Marks and Spencer are expensive enough  to begin with.  The quality of their goods is very good though.

I forgot about that sale or I would have went.  Probably just as well, would have bought a load of stuff I dont really need.


----------



## hansov (20 Nov 2008)

MandaC: You might not be too late. Passed M&S in Grafton St about 30 mins ago and it was still open. I heard that some stores were open 'til 12!!


----------



## SlurrySlump (21 Nov 2008)

I visited M & S in Dundrum shopping centre this week specifically to get a birthday present for one of our adult children. I couldn't believe how expensive even the basic items were in their clothing department.  Left without purchasing anything and annoyed that I had to pay €2 per hour to park the car.  Then down to the 25% off sale in Debenhams in Frascati Shopping Centre and another €1 to park the car.

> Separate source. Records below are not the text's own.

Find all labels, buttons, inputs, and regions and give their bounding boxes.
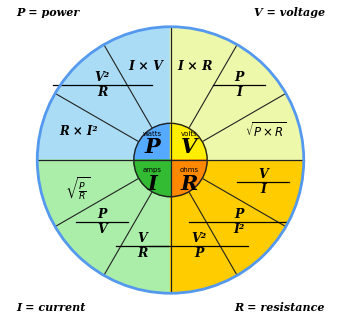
Text: R × I²: R × I² [59,125,98,138]
Text: I: I [260,183,266,196]
Wedge shape [37,27,170,160]
Text: I × R: I × R [178,60,213,73]
Text: R: R [97,86,107,100]
Text: I: I [147,174,157,194]
Text: volts: volts [180,131,197,137]
Wedge shape [170,160,304,293]
Text: R: R [137,247,147,260]
Wedge shape [37,160,170,293]
Text: amps: amps [143,167,162,173]
Text: V: V [181,137,197,157]
Wedge shape [170,123,207,160]
Text: V: V [137,232,147,245]
Text: P: P [234,208,243,221]
Text: watts: watts [143,131,162,137]
Wedge shape [170,27,304,160]
Text: $\sqrt{P \times R}$: $\sqrt{P \times R}$ [245,122,286,140]
Text: R: R [180,174,197,194]
Text: I = current: I = current [16,301,85,313]
Text: I²: I² [233,223,244,236]
Text: P: P [144,137,160,157]
Wedge shape [134,160,170,197]
Text: ohms: ohms [179,167,198,173]
Text: I: I [236,86,242,100]
Text: $\sqrt{\frac{P}{R}}$: $\sqrt{\frac{P}{R}}$ [65,175,90,202]
Text: V: V [258,168,268,181]
Text: P = power: P = power [16,7,79,19]
Text: V: V [97,223,107,236]
Wedge shape [134,123,170,160]
Text: P: P [234,71,243,84]
Text: P: P [98,208,107,221]
Text: P: P [194,247,204,260]
Text: V = voltage: V = voltage [254,7,325,19]
Text: I × V: I × V [128,60,163,73]
Wedge shape [170,160,207,197]
Text: R = resistance: R = resistance [235,301,325,313]
Text: V²: V² [94,71,110,84]
Text: V²: V² [191,232,206,245]
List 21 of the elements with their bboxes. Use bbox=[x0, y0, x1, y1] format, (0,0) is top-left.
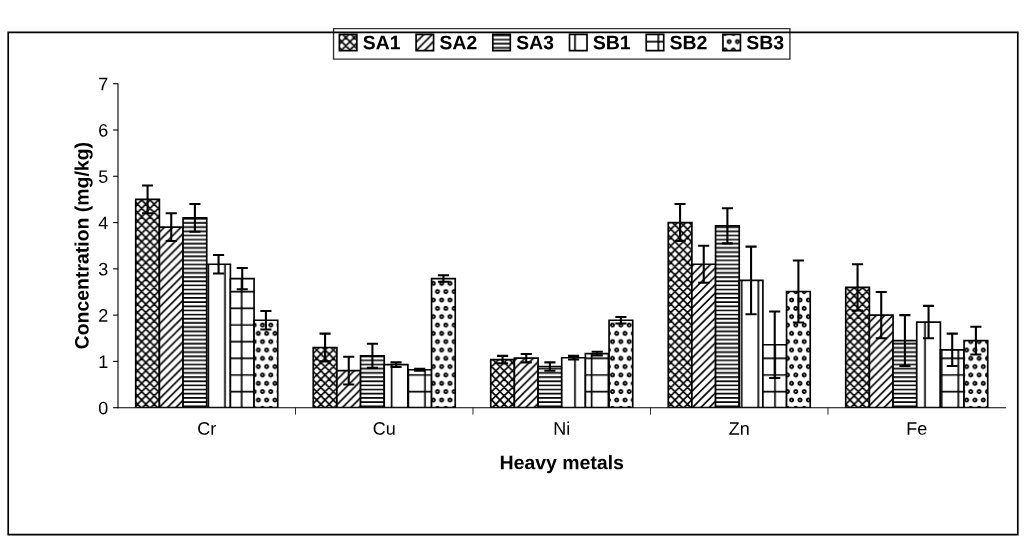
x-tick-label: Zn bbox=[729, 422, 749, 435]
y-axis-title: Concentration (mg/kg) bbox=[74, 142, 93, 349]
legend-label: SA3 bbox=[516, 35, 554, 50]
y-tick-label: 7 bbox=[99, 77, 108, 91]
legend-label: SB2 bbox=[670, 35, 707, 50]
y-tick-label: 4 bbox=[98, 216, 108, 230]
x-tick-label: Cu bbox=[373, 422, 395, 435]
y-tick-label: 5 bbox=[98, 170, 108, 183]
x-axis-title: Heavy metals bbox=[500, 455, 624, 474]
y-tick-label: 2 bbox=[99, 309, 108, 322]
legend-label: SB3 bbox=[746, 35, 784, 50]
y-tick-label: 3 bbox=[98, 262, 108, 276]
legend-label: SA2 bbox=[439, 35, 477, 50]
legend-label: SA1 bbox=[363, 35, 400, 50]
x-tick-label: Cr bbox=[198, 422, 216, 435]
y-tick-label: 6 bbox=[99, 123, 108, 137]
x-tick-label: Ni bbox=[554, 421, 570, 435]
y-tick-label: 0 bbox=[98, 401, 108, 415]
x-tick-label: Fe bbox=[907, 422, 927, 435]
y-tick-label: 1 bbox=[99, 355, 108, 368]
legend-label: SB1 bbox=[593, 35, 631, 50]
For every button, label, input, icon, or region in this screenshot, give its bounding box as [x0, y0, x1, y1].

I thought that M & S were expensive but nothing compared to the cost in Debenhams and this was with a 25% discount. 
Having been abroad a number of times this year I can compare prices with a number of European countries and we are really paying over the odds for our products here. So here's to the €1 Ryanair flights and thumbs down to the €2 car parking in Dundrum Shopping Centre.


----------



## gillarosa (21 Nov 2008)

Considering its November there are an extraordinary number of sales and discounting with various retailers at the moment, Arnotts this weekend too I believe. I even got a text from a Hair Salon offering 20% off services today.....oh to have cashflow so I could avail of it all lol


----------



## thebop (21 Nov 2008)

gillarosa said:


> Considering its November there are an extraordinary number of sales and discounting with various retailers at the moment, Arnotts this weekend too I believe. I even got a text from a Hair Salon offering 20% off services today.....*oh to have cashflow so I could avail of it all lol*


 
Nail on the head!!


----------



## ophelia (22 Nov 2008)

Just to clarify, In Dundrum you only pay E2 for the first hour, you then get two hours free, so it is really E2 for three hours. I was in M&S there yesterday and there was a fairly significant power cut. Only half the lights were on and the escalators and lifts were out of order, it made for a very dull shop indeed, lucky it didn't happen on their sale day (which I misssed)


----------



## jonny330 (22 Nov 2008)

I think the lack of lights was down to the earlier fire evacuation in the centre. Not the fault of M&S. 

I have to laught at the people who moan about the prices even after the 20% discount - everybody knows that M&S is expensive, if you can't afford it then don't go into their stores! Penneys is on the level above M&S in Dumdrum, that might suit you better.


----------



## rmelly (22 Nov 2008)

gillarosa said:


> Considering its November there are an extraordinary number of sales and discounting with various retailers at the moment, Arnotts this weekend too I believe. I even got a text from a Hair Salon offering 20% off services today.....oh to have cashflow so I could avail of it all lol


 
any details on how extensive the Arnotts sale is?


----------



## europhile (22 Nov 2008)

Their fruit is wildly expensive but the quality if fantastic so at least you don't end up throwing half of it out.


----------



## Complainer (22 Nov 2008)

LDFerguson said:


> Which I found curious, given that M&S aren't that cheap to begin with.


Her indoors would tell you that this is a bit of a generalisation. M&S milk (Irish sourced) seems to generally be the cheapest available.


----------



## bond-007 (22 Nov 2008)

Cheaper than Lidl milk?


----------



## SlurrySlump (23 Nov 2008)

It always amazes me how some people will purchase ready chopped carrots from M & S for a couple of Euro + rather than buy a bag of loose carrots for a fraction of the price and do the job themselves. Oh! my nails.....


----------



## Smashbox (23 Nov 2008)

SlurrySlump said:


> It always amazes me how some people will purchase ready chopped carrots from M & S for a couple of Euro + rather than buy a bag of loose carrots for a fraction of the price and do the job themselves. Oh! my nails.....


 
Some people would rather pay more if they dont have the time to chop and peel. I seen in M&S they were selling ready chopped bags of veg ready to pop in the microwave to 'steam cook' rather than waiting on boiling too. Very, very handy - and they were on 2 for €1.50 the other day.


----------